What will change for cryptocurrency holders
What can change when lawmakers follow the advice of the Constitutional Court and close the gap? Denis Mayasov believes that any cryptocurrency holders will then:
• have a duty to report the fact of ownership/operations;
• have to comply with the requirements for proving the origin of assets;
• face consequences for not providing information (fines/restrictions).
The crypto lawyer believes that if the legislators want to, people who regularly buy and sell cryptocurrency will be at risk of having their activities reclassified as entrepreneurial. Yes, "single transactions" do not equal business, but systematic and homogeneous activities are at risk.

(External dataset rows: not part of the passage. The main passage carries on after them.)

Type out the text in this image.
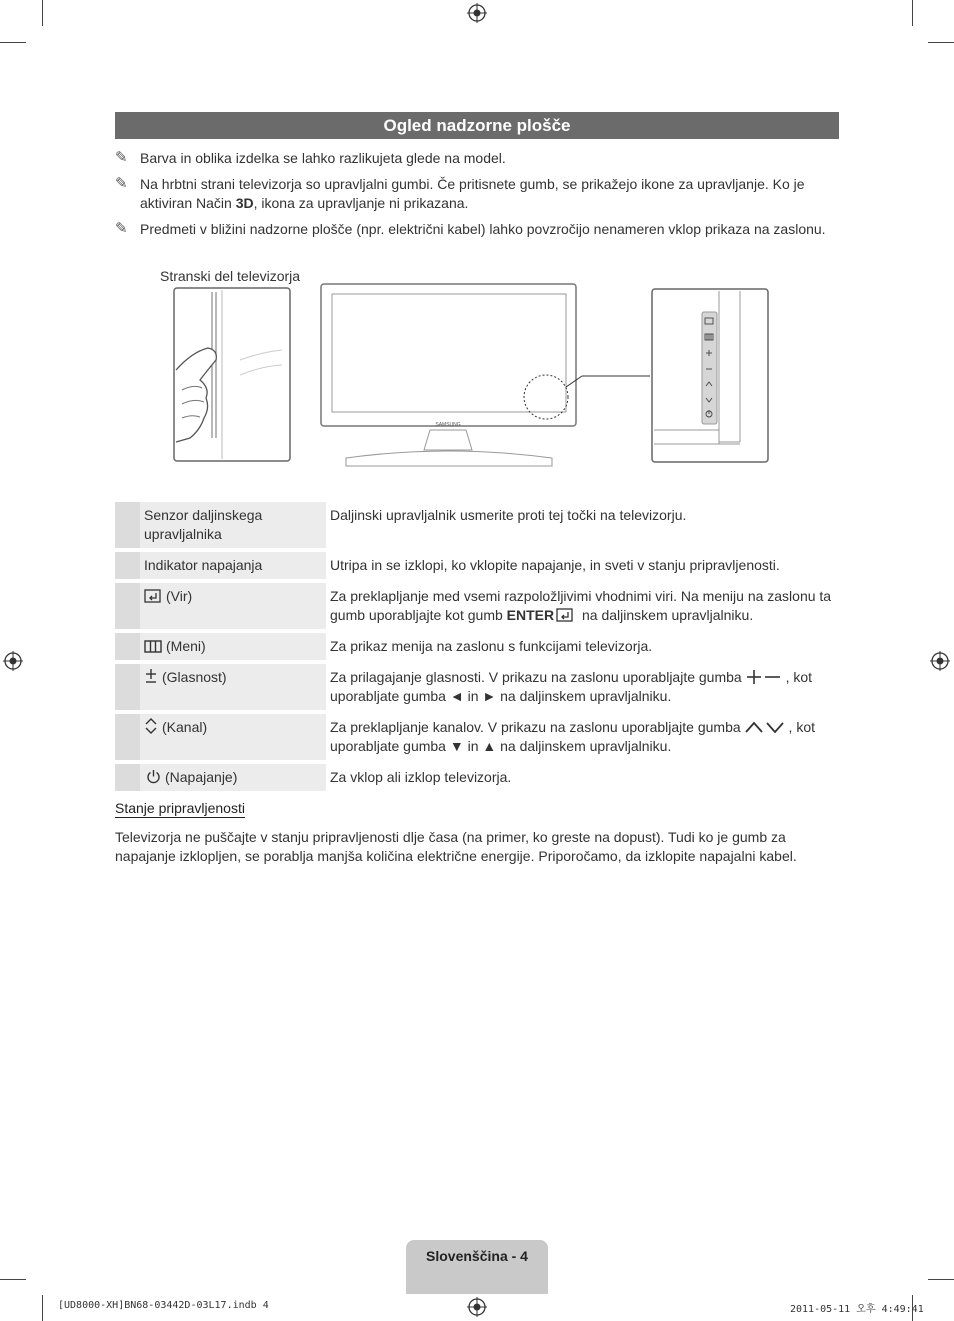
Ogled nadzorne plošče
✎ Barva in oblika izdelka se lahko razlikujeta glede na model.
✎ Na hrbtni strani televizorja so upravljalni gumbi. Če pritisnete gumb, se prikažejo ikone za upravljanje. Ko je
aktiviran Način 3D, ikona za upravljanje ni prikazana.
✎ Predmeti v bližini nadzorne plošče (npr. električni kabel) lahko povzročijo nenameren vklop prikaza na zaslonu.
Stranski del televizorja
SAMSUNG
	Senzor daljinskega upravljalnika	Daljinski upravljalnik usmerite proti tej točki na televizorju.
	Indikator napajanja	Utripa in se izklopi, ko vklopite napajanje, in sveti v stanju pripravljenosti.
	(Vir)	Za preklapljanje med vsemi razpoložljivimi vhodnimi viri. Na meniju na zaslonu ta gumb uporabljajte kot gumb ENTER na daljinskem upravljalniku.
	(Meni)	Za prikaz menija na zaslonu s funkcijami televizorja.
	(Glasnost)	Za prilagajanje glasnosti. V prikazu na zaslonu uporabljajte gumba , kot uporabljate gumba ◄ in ► na daljinskem upravljalniku.
	(Kanal)	Za preklapljanje kanalov. V prikazu na zaslonu uporabljajte gumba , kot uporabljate gumba ▼ in ▲ na daljinskem upravljalniku.
	(Napajanje)	Za vklop ali izklop televizorja.
Stanje pripravljenosti
Televizorja ne puščajte v stanju pripravljenosti dlje časa (na primer, ko greste na dopust). Tudi ko je gumb za napajanje izklopljen, se porablja manjša količina električne energije. Priporočamo, da izklopite napajalni kabel.
Slovenščina - 4
[UD8000-XH]BN68-03442D-03L17.indb 4	2011-05-11 오후 4:49:41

"The consequences of 'if it is recognized as a business' are no longer about 3-NDFL 'as a physical person,' but about the regime of conducting activities, accounting, and possible tax and compliance claims," explains the Bits.media expert.

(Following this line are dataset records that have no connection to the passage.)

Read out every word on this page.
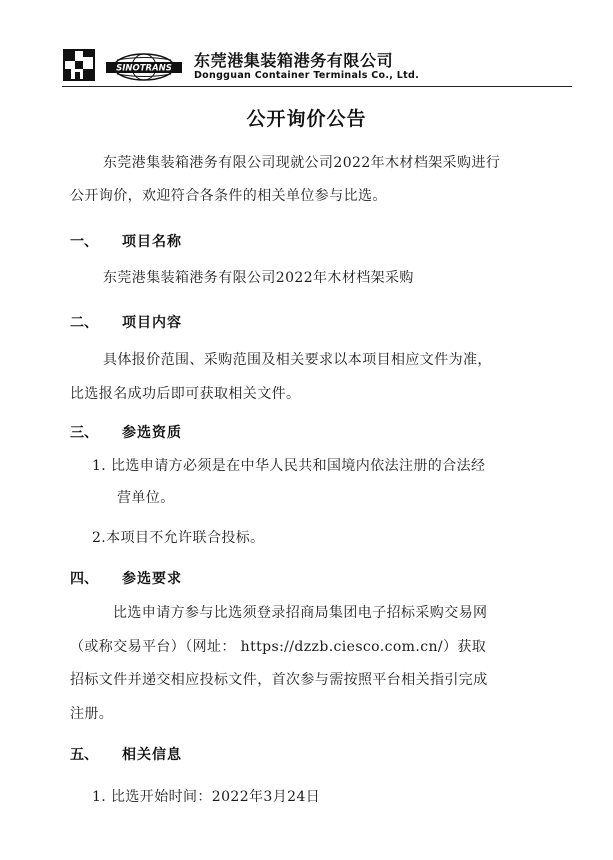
SINOTRANS 东莞港集装箱港务有限公司
Dongguan Container Terminals Co., Ltd.
公开询价公告
东莞港集装箱港务有限公司现就公司2022年木材档架采购进行
公开询价，欢迎符合各条件的相关单位参与比选。
一、 项目名称
东莞港集装箱港务有限公司2022年木材档架采购
二、 项目内容
具体报价范围、采购范围及相关要求以本项目相应文件为准，
比选报名成功后即可获取相关文件。
三、 参选资质
1. 比选申请方必须是在中华人民共和国境内依法注册的合法经
营单位。
2.本项目不允许联合投标。
四、 参选要求
比选申请方参与比选须登录招商局集团电子招标采购交易网
（或称交易平台）（网址： https://dzzb.ciesco.com.cn/）获取
招标文件并递交相应投标文件，首次参与需按照平台相关指引完成
注册。
五、 相关信息
1. 比选开始时间：2022年3月24日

Lawyer Ignat Likhunov believes that the tax for traders may even be increased from 13-15% to 25%, which is the current full-fledged corporate income tax rate.
However, Andrey Tugarin, the founder of GMT Legal, is confident that no one intends to equate crypto investors with legal entities, and it will simply be a way to inform the authorities about their digital assets.
Miners (individuals, sole proprietors, and legal entities) are currently reporting their crypto wallets and mined cryptocurrency through their tax account. This straightforward method may also be offered to crypto traders and cryptocurrency owners.
It is likely that it will become more difficult to evade tax authorities. Exchanges, brokers, or exchanges will be able to report the ownership of cryptocurrency to the authorities, according to Tugarin. Starting this year, they will be required to obtain a license in the Russian Federation, as noted by the Bits.media expert.